Наталья Галкина. Пишите письма. — страница 21 из 39


В один прекрасный день я подумала, стоя на краю раскопа: сибирские золотопромышленники, должно быть, не только те, кто золото моет в горах, но и грабители скифских могил, переплавлявшие в слитки их золотых оленей. Курганы, в которых еще не шарили загребущие руки татей, в которых могло спать бронзово-тусклое золотишко, жалко было затапливать; что до пращуров-переселенцев-“утопленников”, то драгоценного металла в могилах их не ожидалось, разве только крест крестильный, кольцо обручальное, зубная коронка, пустяки; поэтому попросту пожгли кресты, чтобы не плавали по глади водной, да и все; и разделили сухопутные землепашцы да охотники участь утопших моряков всех погибших кораблей земли.


Только одна железнодорожная ночь, кажется, обошлась без снов (осталась фраза от оборвавшегося мгновенно видения неведомого персонажа: “… пересекающий нашу Азиопу Пулковский меридиан”): их начисто стерло абсолютно повторившееся въяве вагонное впечатление детства. Я имею в виду цвет реки Урал. Урал-река, текущая среди прекрасных зеленых холмов, была феерически зелена, и я не могла понять, ни теперь, ни прежде: откуда взялся этот малахитовый небывалый цвет? Его морскую зелень встречала я на черноморских полотнах Айвазовского, и больше нигде, даже и на самом Черном море не видала. Попалось мне — много позже — описание зеленого озера в горах, внутренний взор придал увиденному не мною горному озеру цвет Урала. Я потом все колечко искала с камешком непонятной празелени из-под удара Серебряного Копытца.


Мы высадились на станции (с названием, тут же забывшимся, стертым из памяти) под Красноярском, пересели на машины, поехали к лагерю экспедиции, располагавшемуся под горой Туран. С горы Туран виден был Енисей, а лагерь стоял на протоке, на ерике, и ехали мы от потерявшей для меня имя станции вдоль Енисея.
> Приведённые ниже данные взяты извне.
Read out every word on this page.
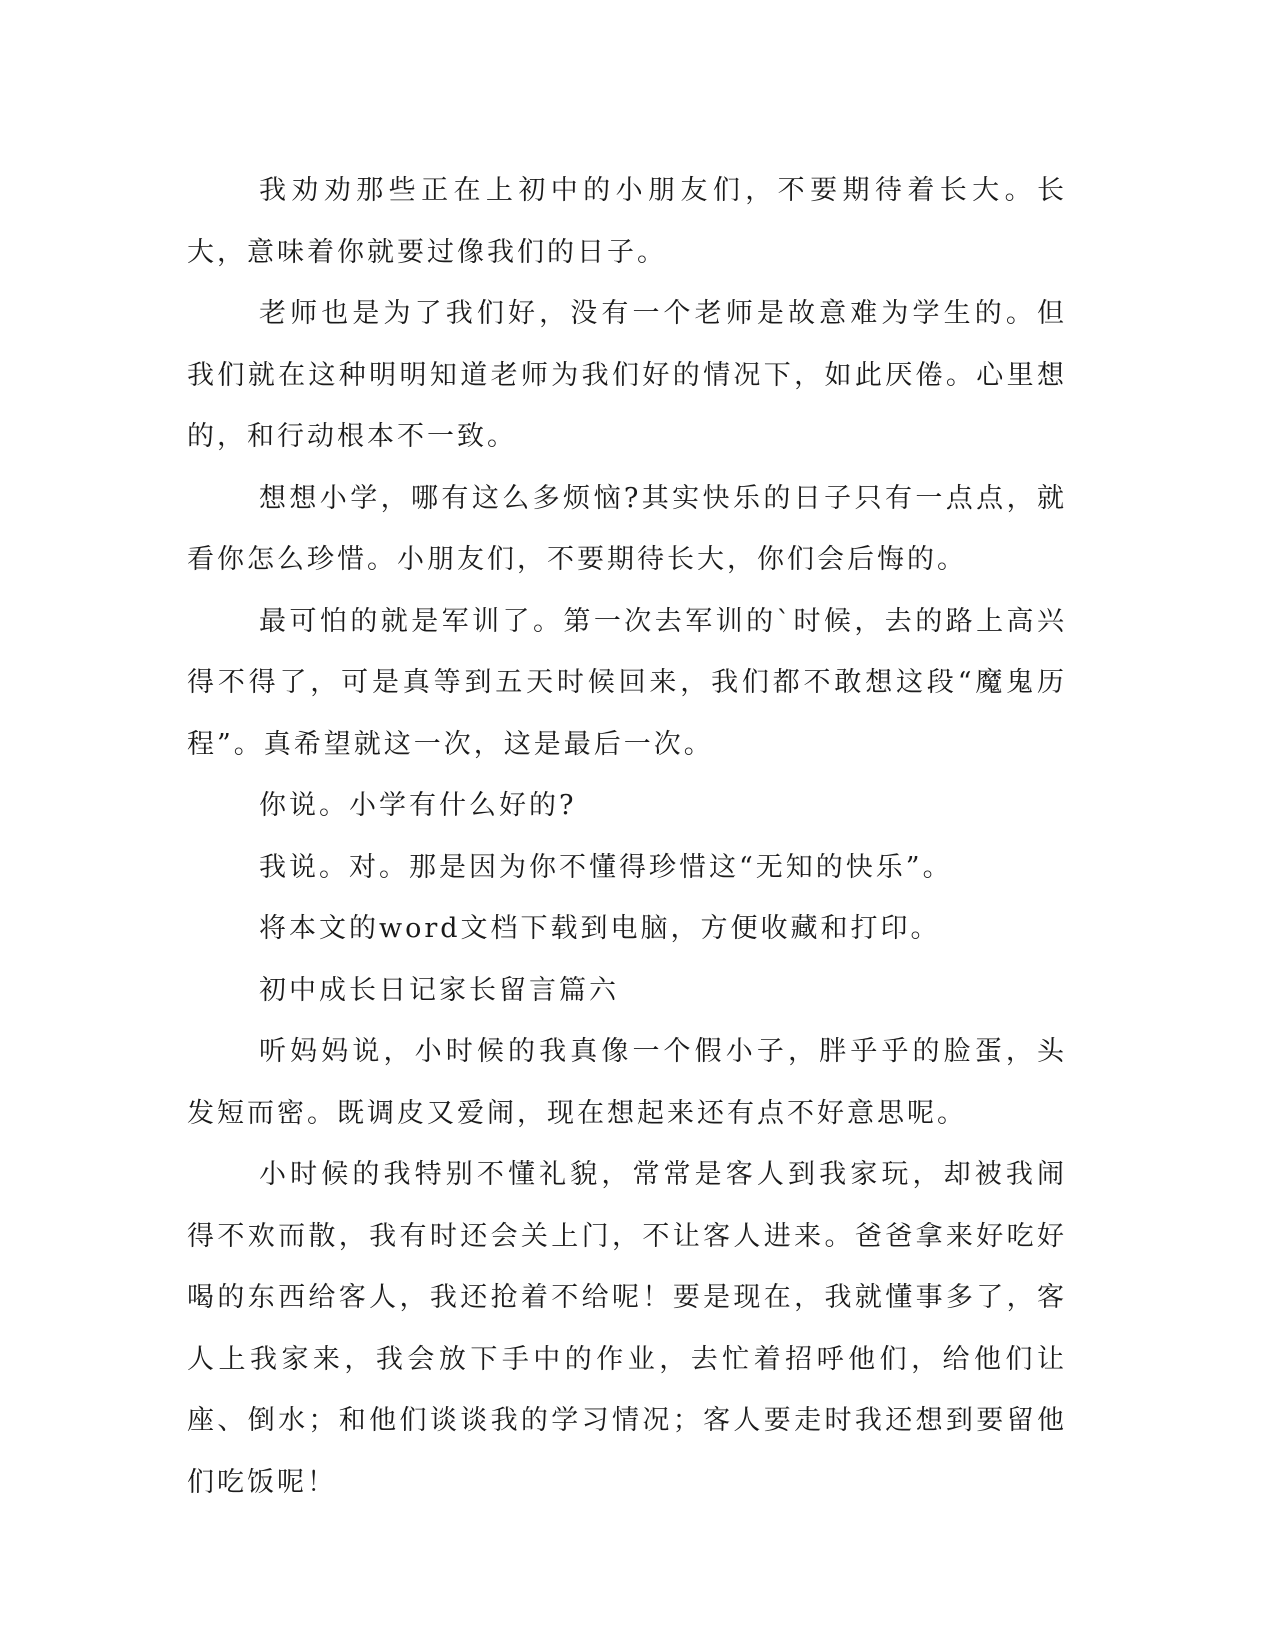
我劝劝那些正在上初中的小朋友们，不要期待着长大。长大，意味着你就要过像我们的日子。

老师也是为了我们好，没有一个老师是故意难为学生的。但我们就在这种明明知道老师为我们好的情况下，如此厌倦。心里想的，和行动根本不一致。

想想小学，哪有这么多烦恼?其实快乐的日子只有一点点，就看你怎么珍惜。小朋友们，不要期待长大，你们会后悔的。

最可怕的就是军训了。第一次去军训的`时候，去的路上高兴得不得了，可是真等到五天时候回来，我们都不敢想这段“魔鬼历程”。真希望就这一次，这是最后一次。

你说。小学有什么好的?

我说。对。那是因为你不懂得珍惜这“无知的快乐”。

将本文的word文档下载到电脑，方便收藏和打印。

初中成长日记家长留言篇六

听妈妈说，小时候的我真像一个假小子，胖乎乎的脸蛋，头发短而密。既调皮又爱闹，现在想起来还有点不好意思呢。

小时候的我特别不懂礼貌，常常是客人到我家玩，却被我闹得不欢而散，我有时还会关上门，不让客人进来。爸爸拿来好吃好喝的东西给客人，我还抢着不给呢！要是现在，我就懂事多了，客人上我家来，我会放下手中的作业，去忙着招呼他们，给他们让座、倒水；和他们谈谈我的学习情况；客人要走时我还想到要留他们吃饭呢！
Пыталась я потом вспомнить станцию, но тщетными были попытки мои; ее топоним, должно быть, присоединился к утонувшим названиям деревенских атлантид, утопленных, преданных забвению насильно, и без этих названий язык обеднел.
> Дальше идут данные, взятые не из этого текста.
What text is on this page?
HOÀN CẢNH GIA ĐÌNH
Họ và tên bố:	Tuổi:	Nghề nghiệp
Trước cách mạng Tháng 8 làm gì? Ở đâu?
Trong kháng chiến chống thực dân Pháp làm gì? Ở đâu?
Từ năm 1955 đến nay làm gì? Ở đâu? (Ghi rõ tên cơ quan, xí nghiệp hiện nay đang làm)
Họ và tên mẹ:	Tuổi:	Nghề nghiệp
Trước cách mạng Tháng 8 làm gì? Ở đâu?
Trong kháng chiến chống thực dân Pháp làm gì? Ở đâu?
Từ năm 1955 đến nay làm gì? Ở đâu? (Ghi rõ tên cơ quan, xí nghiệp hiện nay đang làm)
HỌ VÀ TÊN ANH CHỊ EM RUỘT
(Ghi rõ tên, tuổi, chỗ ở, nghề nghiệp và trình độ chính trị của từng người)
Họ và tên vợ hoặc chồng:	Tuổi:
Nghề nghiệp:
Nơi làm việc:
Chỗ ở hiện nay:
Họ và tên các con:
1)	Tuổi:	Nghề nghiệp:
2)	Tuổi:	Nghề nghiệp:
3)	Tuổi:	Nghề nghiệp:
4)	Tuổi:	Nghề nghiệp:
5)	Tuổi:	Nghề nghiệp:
Мы ехали вдоль Енисея по лесной дороге, лес перемежался полянами, кипели цветами травы, я узнавала воздух простора, подзабытый мной в Ленинграде. На очередной остановке (“в кустики, в кустики, мужчины налево, женщины направо, не путайте, кто куда”) мы оказались на земляничной поляне (я так и не посмотрела знаменитую “Земляничную поляну” Бергмана, мне рассказывали о символе остановившегося времени, найденном великим режиссером, — о часовом циферблате без стрелок, а мне казалось, что слова “остановившееся время” неточны; когда слышала я название фильма, перед глазами моими вставала полная свежих мелких алеющих земляничин полянка у Енисея), ни ягодников, ни забытого туеска, ни стеклянной кринки, только время стоп-кадра, рапида. Вдосталь навспоминавшись вкуса ягод детства, я оставила подругу и нескольких спутниц на бергмановской делянке, побрела к реке, вышла к маленькому лесному охотничьему балагану.


Балаган стоял на прибрежных камнях окном на реку, на двери замок, в замке ключ. Я вошла в полутемную комнатушку с печью, нарами, лавкой, полкой. Было тихо. Что-то кричали на енисейских плотах плотогоны, кажется, нас уже звали к нашим грузовикам, но бревна темного балагана съедали и слова, и звуки. Как водится, на полке стола неизбывной давности эстафета последующему анониму-пришельцу от предыдущего: мешочек с сухарями, солонка с солью, спички, тускло блестела кружка, возле печурки навалены были дрова. Выходя, я коснулась рукою бруса с зарубками, открыла дверь, прочитала среди нескольких имен, фамилий и дат: “Братья Абалаковы, 1929”. Подаренным в детстве братом перочинным ножичком в виде сапожка, спеша, слыша, как зовут меня, я вырезала кое-как незнамо зачем: “Инна Лукина, 1999”. Почему? Я даже в будущем своем обозримом до девяносто девятого не добралась.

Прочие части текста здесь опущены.